Cosmetic Surgeon carrying out surgery on patient. Under new rules, the patient would have to undergo a two week isolation before surgery.

Two Week Isolation Before Surgery Patients Told

Throughout the pandemic, millions of operations have been cancelled, urgent cancer referrals have decreased by 25% and thousands of heart attack patients missed out on treatment. But, with the easing of lockdown restrictions, you might be led to believe it’s time to return to normality. Only it isn’t. Not the old normal, anyway. As you’ll know only too well, if you’ve been waiting for surgery, there is now a mandatory two week isolation period before surgery.

Although this might sound inconsequential, it might be that it has a profound impact. It’s thought that people will avoid surgery, or ignore the guidance, due to issues with work.

Two week isolation before surgery

With everything that has happened in 2020, you’d be forgiven for not noticing that in May, NHS England published an ‘Operating framework for urgent and planned services in hospital settings during COVID-19’. A document which sets out a framework for the NHS to restart non-urgent treatment, whilst maintaining their capacity to handle a second wave.

This includes a two-week isolation period before surgery, for prospective operatees. On the face of it, a logical policy. And of all the measures put in place to suppress the spread of the COVID-19 virus, not the most restrictive.

What’s the issue?

The devil lies in the detail. As openDemocracy found out when they enquired about Statutory Sick Pay (SSP) entitlement during this period of isolation. The Department of Work and Pensions confirmed that people are not entitled to SSP when self-isolating for surgery. Instead, they encourage employers to support their staff during this period.

To make it worse, openDemocracy report that some hospitals are even telling members of the same household to self-isolate. Thus compounding the financial burden.

What impact could the policy have?

For the benefits of reducing the chance of virus transmission, there are a number of potentially negative consequences which might arise from this policy.

The two main concerns are that:

  • People ignore the guidance; and
  • People avoid and/or delay surgery.

After spending months in isolation to suppress the virus, it’s easy to think that point two might be the lesser of the two evils. However, this is the one which is causing concerns for a growing number of health professionals.

People are avoiding treatment due to the rule requiring two weeks of isolation before surgery

Dr Helgi Johannsson, an anaesthetist at Imperial College expressed his concern on Twitter. He said that the policy will be detrimental to those whose jobs are in danger or have children in school. He also believes that the pre-operative COVID-19 tests mean that isolation is unnecessary. By his calculations, the testing protocols would mean only 1 in every 800,000 patients are not identified, so the risk – without mandatory isolation – is very low. He added that he is “much more likely to pass someone with covid in the supermarket.”

Oliver Warren, a Consultant Colorectal Surgeon, was one of many to echo Dr Johannsson’s sentiment. He has had a hard time getting patients into surgery because of the policy.

Two weeks of isolation needed before surgery

A defining feature of COVID-19 has been it’s ability to divide the public at almost every turn. This policy is no different, as it has its supporters too.

Speaking to openDemocracy, Helen Fidler of the British Medical Association said “It is imperative that patients undergo two weeks’ of self-isolation ahead of surgery in the interests of their very safety”. She also highlighted research which suggests that the risk of complications is increased in those suffering with COVID-19.

What next?

Like many of the debates thrown up during the pandemic, both sides, whilst in disagreement, want to achieve the same thing; what’s best for NHS staff and service users? They just have a different view on how to reach this point.

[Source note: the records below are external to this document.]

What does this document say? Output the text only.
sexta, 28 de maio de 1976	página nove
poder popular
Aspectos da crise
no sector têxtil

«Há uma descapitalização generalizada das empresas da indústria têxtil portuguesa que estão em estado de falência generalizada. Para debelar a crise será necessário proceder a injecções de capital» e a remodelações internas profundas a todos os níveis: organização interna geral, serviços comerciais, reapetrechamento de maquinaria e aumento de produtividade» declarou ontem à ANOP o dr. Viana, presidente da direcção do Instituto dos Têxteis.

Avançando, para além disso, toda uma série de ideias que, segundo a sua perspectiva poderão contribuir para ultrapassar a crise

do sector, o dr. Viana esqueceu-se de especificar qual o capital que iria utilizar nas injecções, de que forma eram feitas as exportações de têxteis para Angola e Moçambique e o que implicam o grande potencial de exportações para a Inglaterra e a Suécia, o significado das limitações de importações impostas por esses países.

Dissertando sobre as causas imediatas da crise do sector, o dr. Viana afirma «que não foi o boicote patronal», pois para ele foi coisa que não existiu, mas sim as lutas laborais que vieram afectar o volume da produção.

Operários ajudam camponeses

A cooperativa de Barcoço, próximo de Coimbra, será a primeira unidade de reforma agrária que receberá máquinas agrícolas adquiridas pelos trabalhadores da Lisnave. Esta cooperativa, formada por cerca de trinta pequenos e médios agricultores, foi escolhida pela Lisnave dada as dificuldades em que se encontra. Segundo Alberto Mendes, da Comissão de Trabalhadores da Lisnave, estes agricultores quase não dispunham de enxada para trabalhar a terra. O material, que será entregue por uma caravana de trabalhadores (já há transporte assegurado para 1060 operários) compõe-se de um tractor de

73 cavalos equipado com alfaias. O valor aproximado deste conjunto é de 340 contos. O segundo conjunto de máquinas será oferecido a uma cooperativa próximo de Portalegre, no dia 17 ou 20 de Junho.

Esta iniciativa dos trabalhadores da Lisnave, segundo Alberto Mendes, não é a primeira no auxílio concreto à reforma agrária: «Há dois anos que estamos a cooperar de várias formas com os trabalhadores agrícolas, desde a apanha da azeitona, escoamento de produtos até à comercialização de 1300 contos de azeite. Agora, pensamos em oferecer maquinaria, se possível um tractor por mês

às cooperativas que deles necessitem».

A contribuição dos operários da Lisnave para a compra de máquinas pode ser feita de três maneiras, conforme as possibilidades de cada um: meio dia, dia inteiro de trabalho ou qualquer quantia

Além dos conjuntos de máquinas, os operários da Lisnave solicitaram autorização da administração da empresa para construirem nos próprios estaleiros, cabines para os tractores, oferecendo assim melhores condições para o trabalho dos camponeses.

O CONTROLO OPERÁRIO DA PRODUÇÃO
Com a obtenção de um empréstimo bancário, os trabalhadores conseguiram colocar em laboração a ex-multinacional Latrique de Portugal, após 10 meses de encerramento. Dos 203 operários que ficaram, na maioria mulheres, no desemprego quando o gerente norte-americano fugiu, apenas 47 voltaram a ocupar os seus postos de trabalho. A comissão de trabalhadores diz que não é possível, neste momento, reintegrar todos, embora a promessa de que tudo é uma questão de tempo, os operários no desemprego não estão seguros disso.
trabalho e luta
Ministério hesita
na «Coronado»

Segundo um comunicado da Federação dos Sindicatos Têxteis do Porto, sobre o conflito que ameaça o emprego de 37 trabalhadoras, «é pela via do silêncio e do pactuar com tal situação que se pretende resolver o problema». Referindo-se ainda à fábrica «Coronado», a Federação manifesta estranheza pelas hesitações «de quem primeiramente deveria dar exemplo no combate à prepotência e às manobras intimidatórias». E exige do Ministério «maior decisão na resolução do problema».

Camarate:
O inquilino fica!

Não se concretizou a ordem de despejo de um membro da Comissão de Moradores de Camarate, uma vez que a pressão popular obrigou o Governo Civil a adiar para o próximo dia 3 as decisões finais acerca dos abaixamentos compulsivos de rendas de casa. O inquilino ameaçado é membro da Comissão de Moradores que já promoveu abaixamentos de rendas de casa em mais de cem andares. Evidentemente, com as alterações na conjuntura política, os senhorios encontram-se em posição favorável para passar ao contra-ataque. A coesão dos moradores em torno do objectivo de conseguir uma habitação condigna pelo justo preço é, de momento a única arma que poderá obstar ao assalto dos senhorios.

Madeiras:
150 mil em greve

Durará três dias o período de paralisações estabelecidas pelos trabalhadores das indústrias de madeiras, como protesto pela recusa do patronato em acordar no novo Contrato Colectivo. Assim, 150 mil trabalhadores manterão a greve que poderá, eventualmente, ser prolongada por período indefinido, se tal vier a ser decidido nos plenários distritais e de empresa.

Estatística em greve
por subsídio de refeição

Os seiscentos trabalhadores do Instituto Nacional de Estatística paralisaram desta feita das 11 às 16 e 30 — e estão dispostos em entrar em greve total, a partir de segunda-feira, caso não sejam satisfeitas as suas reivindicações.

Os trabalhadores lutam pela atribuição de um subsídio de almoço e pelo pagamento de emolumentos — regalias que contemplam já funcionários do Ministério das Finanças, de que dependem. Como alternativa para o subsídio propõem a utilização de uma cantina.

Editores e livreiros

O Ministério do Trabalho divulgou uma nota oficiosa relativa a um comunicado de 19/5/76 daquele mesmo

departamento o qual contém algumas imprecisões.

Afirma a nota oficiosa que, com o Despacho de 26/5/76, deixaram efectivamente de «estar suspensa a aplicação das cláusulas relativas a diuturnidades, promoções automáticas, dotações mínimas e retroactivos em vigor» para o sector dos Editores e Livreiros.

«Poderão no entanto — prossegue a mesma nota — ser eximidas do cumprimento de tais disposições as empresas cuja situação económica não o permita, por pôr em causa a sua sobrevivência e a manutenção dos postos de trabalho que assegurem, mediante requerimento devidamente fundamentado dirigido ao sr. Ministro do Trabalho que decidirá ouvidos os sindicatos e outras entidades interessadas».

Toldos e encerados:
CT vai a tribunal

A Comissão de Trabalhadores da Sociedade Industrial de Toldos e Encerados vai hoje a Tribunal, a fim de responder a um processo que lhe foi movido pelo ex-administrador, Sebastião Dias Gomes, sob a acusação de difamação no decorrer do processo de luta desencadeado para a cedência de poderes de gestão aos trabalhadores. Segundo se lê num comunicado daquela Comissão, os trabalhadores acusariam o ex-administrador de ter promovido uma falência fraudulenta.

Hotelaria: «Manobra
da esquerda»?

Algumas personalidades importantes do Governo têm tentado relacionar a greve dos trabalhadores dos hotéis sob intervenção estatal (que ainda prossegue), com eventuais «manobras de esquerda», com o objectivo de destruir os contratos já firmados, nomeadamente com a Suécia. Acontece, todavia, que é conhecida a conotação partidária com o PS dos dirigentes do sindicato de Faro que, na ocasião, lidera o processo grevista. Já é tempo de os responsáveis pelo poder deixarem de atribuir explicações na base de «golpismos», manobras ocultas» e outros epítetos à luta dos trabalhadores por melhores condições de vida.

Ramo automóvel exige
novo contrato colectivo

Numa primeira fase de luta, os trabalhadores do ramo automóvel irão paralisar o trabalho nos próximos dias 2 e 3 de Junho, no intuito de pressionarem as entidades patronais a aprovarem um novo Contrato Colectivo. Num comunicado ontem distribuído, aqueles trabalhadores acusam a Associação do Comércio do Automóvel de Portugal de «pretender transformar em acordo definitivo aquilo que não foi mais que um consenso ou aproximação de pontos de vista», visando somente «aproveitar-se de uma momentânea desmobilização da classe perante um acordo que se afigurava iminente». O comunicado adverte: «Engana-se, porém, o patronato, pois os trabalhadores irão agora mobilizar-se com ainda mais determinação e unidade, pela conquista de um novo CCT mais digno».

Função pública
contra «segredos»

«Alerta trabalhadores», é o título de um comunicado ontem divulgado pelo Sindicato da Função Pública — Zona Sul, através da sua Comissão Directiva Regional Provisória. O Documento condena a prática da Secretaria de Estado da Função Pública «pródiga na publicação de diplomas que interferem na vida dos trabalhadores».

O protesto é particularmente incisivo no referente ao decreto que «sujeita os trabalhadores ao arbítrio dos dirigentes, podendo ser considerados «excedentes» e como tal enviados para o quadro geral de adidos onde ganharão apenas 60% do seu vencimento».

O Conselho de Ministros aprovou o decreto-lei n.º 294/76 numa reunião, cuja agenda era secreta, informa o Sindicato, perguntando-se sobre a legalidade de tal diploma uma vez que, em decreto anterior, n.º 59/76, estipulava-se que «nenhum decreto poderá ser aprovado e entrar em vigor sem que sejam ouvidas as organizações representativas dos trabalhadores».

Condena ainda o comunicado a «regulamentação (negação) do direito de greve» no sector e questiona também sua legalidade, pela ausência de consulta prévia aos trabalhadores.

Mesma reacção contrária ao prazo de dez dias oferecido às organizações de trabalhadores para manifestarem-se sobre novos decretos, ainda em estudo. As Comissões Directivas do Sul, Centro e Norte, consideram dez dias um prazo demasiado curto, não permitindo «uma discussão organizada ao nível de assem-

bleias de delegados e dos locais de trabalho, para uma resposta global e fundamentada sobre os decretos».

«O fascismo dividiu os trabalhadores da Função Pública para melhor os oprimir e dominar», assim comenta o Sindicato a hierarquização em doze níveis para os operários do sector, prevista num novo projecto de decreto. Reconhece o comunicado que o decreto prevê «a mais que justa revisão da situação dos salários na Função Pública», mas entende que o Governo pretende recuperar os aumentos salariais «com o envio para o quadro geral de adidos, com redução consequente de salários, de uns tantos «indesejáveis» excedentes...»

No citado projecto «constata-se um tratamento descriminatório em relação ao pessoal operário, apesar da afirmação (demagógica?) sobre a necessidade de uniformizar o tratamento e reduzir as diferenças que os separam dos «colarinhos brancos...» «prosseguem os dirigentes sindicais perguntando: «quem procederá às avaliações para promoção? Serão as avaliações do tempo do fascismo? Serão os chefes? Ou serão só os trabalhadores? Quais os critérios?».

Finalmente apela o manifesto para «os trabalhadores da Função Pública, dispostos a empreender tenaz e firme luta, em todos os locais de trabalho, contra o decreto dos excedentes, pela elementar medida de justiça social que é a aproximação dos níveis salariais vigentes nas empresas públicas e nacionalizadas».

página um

Unlike many of the debates during this pandemic, this is not a paradox. It’s an entirely solvable problem.

In considering the reasonableness of the policy, if we were to accept that both sides assertions are accurate:

  • The isolation policy is preventing people from having surgery; and
  • The risk of complications during surgery is increased, if you are suffering from COVID-19.

The question is, how many people are missed by the pre-operative COVID-19 tests? If Dr Johannsson is correct; that it’s close to 1/800,000, does a policy of two week isolation before surgery policy make sense? If, as many professionals are suggesting, patients are delaying surgery.

If the answer is that “the risk is of a patient being missed is too high”. The answer is even more simple. Mandatory isolation stay, but with SSP during the two week isolation before surgery. It would cost less than £200 per patient. Surely this is less than the cost to our health service of treating people who have left minor problems to become chronic?

What will be done?

There have been many dilemmas during the pandemic. Difficult, damned-if-you-do; damned-if-you-don’t decisions. This is not one of them. Current policy is not sufficient, but there are seemingly obvious solutions.

Despite the conspicuous solutions, the British Orthopaedic Association wrote to NHS England in May, highlighting this very issue. In mid-July, it remains an issue.

You would have hoped that if the pandemic had taught anything, it might have been the importance of preparation. But despite professionals drawing attention to the medical catastrophe, just around the corner, due to delays and backlogs in various areas of medicine, it seems like we failing to prepare, and inevitably therefore, preparing to fail.